Rencontres chorégraphiques : Karine Ledoyen

Avant chaque spectacle de sa saison 2019-2020, La Rotonde met les projecteurs sur le travail des artistes qui construisent sa vibrante programmation. Place aux Rencontres chorégraphiques.

Karine Ledoyen est active dans le milieu de la danse contemporaine de la ville de Québec depuis le début des années 2000. Fondatrice de la compagnie Danse K par K, qui célèbre cette année ses 15 ans, elle a produit à ce jour une quinzaine d’œuvres. Reconnue pour la pertinence de sa démarche créatrice et la profonde humanité qui émane de son travail, la chorégraphe s’intéresse à l’interdisciplinarité et se captive pour la fragilité des corps sur scène. Sa dernière production, De la glorieuse fragilité, est une brillante réflexion et célébration de la danse.

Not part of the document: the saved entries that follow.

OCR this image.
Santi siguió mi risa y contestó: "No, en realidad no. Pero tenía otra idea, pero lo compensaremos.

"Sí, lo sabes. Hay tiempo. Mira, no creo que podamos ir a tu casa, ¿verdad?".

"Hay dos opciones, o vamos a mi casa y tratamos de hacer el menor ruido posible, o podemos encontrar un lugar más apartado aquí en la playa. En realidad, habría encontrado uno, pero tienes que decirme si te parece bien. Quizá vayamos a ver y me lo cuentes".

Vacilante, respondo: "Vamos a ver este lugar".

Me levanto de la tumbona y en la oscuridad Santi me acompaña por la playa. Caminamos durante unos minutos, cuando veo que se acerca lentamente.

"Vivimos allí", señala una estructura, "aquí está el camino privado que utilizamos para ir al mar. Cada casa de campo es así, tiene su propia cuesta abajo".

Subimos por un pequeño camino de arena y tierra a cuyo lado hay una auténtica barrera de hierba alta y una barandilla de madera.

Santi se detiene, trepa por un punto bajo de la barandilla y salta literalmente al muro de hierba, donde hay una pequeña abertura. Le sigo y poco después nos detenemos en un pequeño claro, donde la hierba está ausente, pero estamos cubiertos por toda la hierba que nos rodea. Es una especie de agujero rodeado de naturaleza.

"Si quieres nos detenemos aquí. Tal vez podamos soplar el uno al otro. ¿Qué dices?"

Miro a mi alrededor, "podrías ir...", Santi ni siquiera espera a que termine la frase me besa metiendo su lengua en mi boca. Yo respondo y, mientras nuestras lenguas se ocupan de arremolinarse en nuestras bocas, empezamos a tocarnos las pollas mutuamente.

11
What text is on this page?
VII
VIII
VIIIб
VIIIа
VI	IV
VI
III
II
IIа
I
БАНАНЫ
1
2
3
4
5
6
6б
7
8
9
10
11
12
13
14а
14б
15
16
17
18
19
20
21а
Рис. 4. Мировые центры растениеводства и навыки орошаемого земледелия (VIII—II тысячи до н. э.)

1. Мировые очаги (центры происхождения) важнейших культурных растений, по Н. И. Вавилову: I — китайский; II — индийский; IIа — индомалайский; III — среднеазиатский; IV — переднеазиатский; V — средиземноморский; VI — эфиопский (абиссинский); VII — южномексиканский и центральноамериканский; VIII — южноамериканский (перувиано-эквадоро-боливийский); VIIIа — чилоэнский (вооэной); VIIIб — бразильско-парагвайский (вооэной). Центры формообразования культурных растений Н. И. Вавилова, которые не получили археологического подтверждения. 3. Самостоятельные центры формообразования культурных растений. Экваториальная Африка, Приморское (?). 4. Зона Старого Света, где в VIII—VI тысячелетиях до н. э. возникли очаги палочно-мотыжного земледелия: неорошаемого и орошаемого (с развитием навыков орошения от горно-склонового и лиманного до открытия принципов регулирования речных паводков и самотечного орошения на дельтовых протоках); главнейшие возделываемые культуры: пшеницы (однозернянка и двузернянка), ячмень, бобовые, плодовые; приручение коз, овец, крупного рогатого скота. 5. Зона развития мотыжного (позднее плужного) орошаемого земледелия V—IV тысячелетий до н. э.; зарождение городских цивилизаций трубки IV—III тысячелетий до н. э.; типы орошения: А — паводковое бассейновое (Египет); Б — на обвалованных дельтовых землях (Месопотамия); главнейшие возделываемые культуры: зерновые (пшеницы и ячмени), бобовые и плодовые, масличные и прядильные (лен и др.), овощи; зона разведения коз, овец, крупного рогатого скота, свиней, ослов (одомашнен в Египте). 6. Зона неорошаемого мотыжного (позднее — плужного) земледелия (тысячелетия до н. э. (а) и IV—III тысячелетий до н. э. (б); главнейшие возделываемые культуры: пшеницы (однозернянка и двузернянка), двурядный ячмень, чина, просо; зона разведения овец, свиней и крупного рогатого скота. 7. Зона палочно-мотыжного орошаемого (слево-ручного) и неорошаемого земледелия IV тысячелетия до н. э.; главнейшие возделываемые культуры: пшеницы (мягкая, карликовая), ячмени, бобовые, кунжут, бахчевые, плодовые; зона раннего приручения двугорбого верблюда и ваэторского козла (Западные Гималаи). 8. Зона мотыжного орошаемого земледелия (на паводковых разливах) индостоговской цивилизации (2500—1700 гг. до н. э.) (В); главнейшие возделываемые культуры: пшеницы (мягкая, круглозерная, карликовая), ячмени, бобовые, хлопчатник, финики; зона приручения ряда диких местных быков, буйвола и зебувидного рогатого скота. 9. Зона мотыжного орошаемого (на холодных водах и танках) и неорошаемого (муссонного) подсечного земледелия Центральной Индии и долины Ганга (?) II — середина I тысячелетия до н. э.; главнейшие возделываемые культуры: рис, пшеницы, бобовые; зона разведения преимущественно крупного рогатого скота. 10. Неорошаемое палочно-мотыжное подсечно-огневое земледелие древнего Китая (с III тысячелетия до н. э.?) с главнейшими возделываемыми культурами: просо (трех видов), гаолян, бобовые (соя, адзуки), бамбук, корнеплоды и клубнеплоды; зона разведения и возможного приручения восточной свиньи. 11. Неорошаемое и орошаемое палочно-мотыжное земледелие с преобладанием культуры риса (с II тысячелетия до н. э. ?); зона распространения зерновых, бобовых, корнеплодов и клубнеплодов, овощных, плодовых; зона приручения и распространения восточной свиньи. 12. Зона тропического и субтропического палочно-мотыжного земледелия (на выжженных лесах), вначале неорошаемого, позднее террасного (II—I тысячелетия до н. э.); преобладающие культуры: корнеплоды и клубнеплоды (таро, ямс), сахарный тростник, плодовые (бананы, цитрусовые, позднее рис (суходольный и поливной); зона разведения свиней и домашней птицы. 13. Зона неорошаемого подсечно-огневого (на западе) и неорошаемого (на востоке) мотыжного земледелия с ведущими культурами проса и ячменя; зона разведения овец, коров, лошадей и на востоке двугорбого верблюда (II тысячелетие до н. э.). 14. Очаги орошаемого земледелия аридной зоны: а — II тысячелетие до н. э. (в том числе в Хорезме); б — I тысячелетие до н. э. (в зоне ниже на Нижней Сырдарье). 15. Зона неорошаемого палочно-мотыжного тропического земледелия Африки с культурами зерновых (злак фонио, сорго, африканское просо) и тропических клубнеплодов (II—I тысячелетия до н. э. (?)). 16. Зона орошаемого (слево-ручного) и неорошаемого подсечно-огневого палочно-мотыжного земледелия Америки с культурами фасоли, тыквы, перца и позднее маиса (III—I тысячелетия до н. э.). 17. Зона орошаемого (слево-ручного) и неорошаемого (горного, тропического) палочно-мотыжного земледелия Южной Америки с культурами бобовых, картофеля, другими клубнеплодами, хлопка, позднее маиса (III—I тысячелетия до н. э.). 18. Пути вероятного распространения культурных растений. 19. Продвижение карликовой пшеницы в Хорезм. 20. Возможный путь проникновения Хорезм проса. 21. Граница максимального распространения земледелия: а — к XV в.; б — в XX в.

Qu’est-ce qui vous a amené à la danse? 

La danse, je le dis souvent, n’a jamais été pour moi une option de carrière parce que je ne savais même pas que c’était possible d’en faire un métier. Venant d’un petit village, je n’ai jamais eu contact avec la danse avant mon changement d’école au secondaire. J’étais sportive à mes heures, mais le sport passe souvent par la compétition, chose qui ne m’intéressait pas tellement.

Et quand j’ai touché à la danse, tout à coup c’est comme si mes deux mondes se sont combinés : le monde physique qui aime être très impliqué avec son corps et le monde artistique, de l’imaginaire. Le fait de pouvoir se mouvoir par une idée ou par une émotion, c’était quelque chose de complètement nouveau qui m’a chamboulée. La danse, je trouvais que c’était la plus belle façon d’occuper l’espace et de s’y déplacer. Je n’ai plus voulu arrêter depuis!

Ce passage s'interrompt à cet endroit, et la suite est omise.